Wednesday, 18 December 2013

Do 40S and 60S come together sooner than we thought?

The ribosomal subunits 40S and 60S are produced and assembled whilst they are still within the nucleus. However, there seem to be several different levels of control which prevent their formation into a fully functioning 80S ribosome, which is only relieved once they are exported into the cytoplasm. This has often led researchers to believe that 80S ribosomes can be found only within the cytoplasm. However, recent research has brought this theory into question. 

The synthesis of proteins is required for the viability of all living cells, with the code for these proteins contained within chromosomes as a sequence of bases on DNA. For this sequence to be developed into functioning proteins, a number of complex processes must first take place, chief amongst which is the transcription of DNA into messenger RNA (mRNA). This mRNA can then be used to assemble simple amino acids into complex proteinacious structures. However, the process of transcription is not possible without the large molecular machine called the ribosome, which acts as the primary site of protein synthesis.
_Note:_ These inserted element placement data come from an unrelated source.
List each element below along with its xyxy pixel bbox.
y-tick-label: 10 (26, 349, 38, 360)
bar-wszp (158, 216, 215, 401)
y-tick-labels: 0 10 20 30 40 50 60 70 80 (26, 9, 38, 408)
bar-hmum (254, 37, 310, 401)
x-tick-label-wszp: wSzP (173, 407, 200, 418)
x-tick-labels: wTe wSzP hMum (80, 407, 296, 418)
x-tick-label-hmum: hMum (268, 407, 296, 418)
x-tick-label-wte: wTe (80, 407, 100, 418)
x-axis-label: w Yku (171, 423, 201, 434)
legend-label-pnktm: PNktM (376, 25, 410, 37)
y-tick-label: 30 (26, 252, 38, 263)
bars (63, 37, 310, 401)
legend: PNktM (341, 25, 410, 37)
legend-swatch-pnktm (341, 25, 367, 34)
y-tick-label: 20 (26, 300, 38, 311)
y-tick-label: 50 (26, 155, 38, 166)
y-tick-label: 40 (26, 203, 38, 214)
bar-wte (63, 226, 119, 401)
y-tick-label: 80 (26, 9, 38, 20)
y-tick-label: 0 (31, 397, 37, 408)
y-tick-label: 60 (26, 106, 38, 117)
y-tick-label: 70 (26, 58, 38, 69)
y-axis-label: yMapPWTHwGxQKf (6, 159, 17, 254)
During the production of a ribosome, the subunits 40S and 60S must join together to form a fully mature and transcribing ribosome (80S), the formation of which acts as a main indicator that transcription is occurring within a cell.  Much previous research has suggested that the 60S and 40S subunits are synthesised in the nucleus through various complex mechanisms, with the 40S and 60S subunits being incapable of associating with mRNA, preventing their proper functioning until they are exported into the cytoplasm. Once in the cytoplasm they are able to form the fully functioning 80S ribosome, which is then capable of transcribing DNA and producing functionally mature mRNA .

There are several levels of control which are capable of controlling each of these components. Studies in saccharomyces cerevisiae indicate that this level of repression can be controlled by nonribosomal assembly factors (AFs) which bind to pre-40S and pre-60S subunits preventing their activation and assembly into the 80S ribosome until they are exported into the cytoplasm. In addition to this, it is also believed that other proteins are crucial for the translocation of these ribosomal subunits through the nuclear pore, the control of which may also be involved in preventing the assembly of 80S before they are required. There are also several lines of evidence which suggest that the 40S ribosome is not processed properly whilst it still resides within the nucleus, further preventing it from forming a mature ribosome, unless exported into the cytoplasm.

However, with a recent study indicating that immature 40S subunits can actually initiate translation whilst still residing in the nucleus, as well as numerous other studies confirming this fact, it is now clear that 40S is capable of interacting with 60S and forming an 80S-like structure, which is able to produce a low level of inefficient translation.

With this information in mind it was the goal of a recent paper by Al-Jubran et al (2013) to fully determine the cellular location of the functional 80S ribosome within Drosophila. To do this a number of ribosomal proteins (RPs) were identified, with their molecular position determined both when in their 40 and 60S subunits, as well as when contributing to the mature 80S structure. If it was found that these RPs are situated closely to each other in the 80S ribosome, then they were tagged in such a way as to make them fluoresce when they are within close proximity to each other. This would give a clear indication of exactly where 80S ribosomes were situated within a cell.

The results from this visualisation indicated that the majority of ribosomes were in fact located primarily in the cytoplasm of the cell. However, there were also a number of signals which suggest that a properly functioning ribosome can be found within the nucleus, with higher levels of intensity found at the nuclear periphery and the nucleolus.



However, these results had to be further confirmed to ensure their authenticity. One such confirmation was gained through treatment with puromycin. Usually, when a cell is treated with puromycin the 80S ribosomes become inactive and non-translating. When these non-translating ribosomes were tagged in the same way, no signal was produced. This indicates that the 80S ribosomes that were visualised without the puromycin treatment must have been actively transcribing, giving further weight to the idea that transcribing ribosomes can be found within the nucleus.

Therefore, this research confirms findings by previous research which indicates the presence of 80S ribosomes within the nucleus, as well as cementing a strong technique that is capable of visualising these ribosomes, in a simple and clear cut way. This research could be further developed through quantifying the level of transcription that is being produced by these nuclear 80S ribosomes. This would make it much clearer whether the transcription of mRNA before cytoplasmic export is essential for the proper functioning of the cell, or whether this process simply occurs at this stage to kick start transcription of all genes.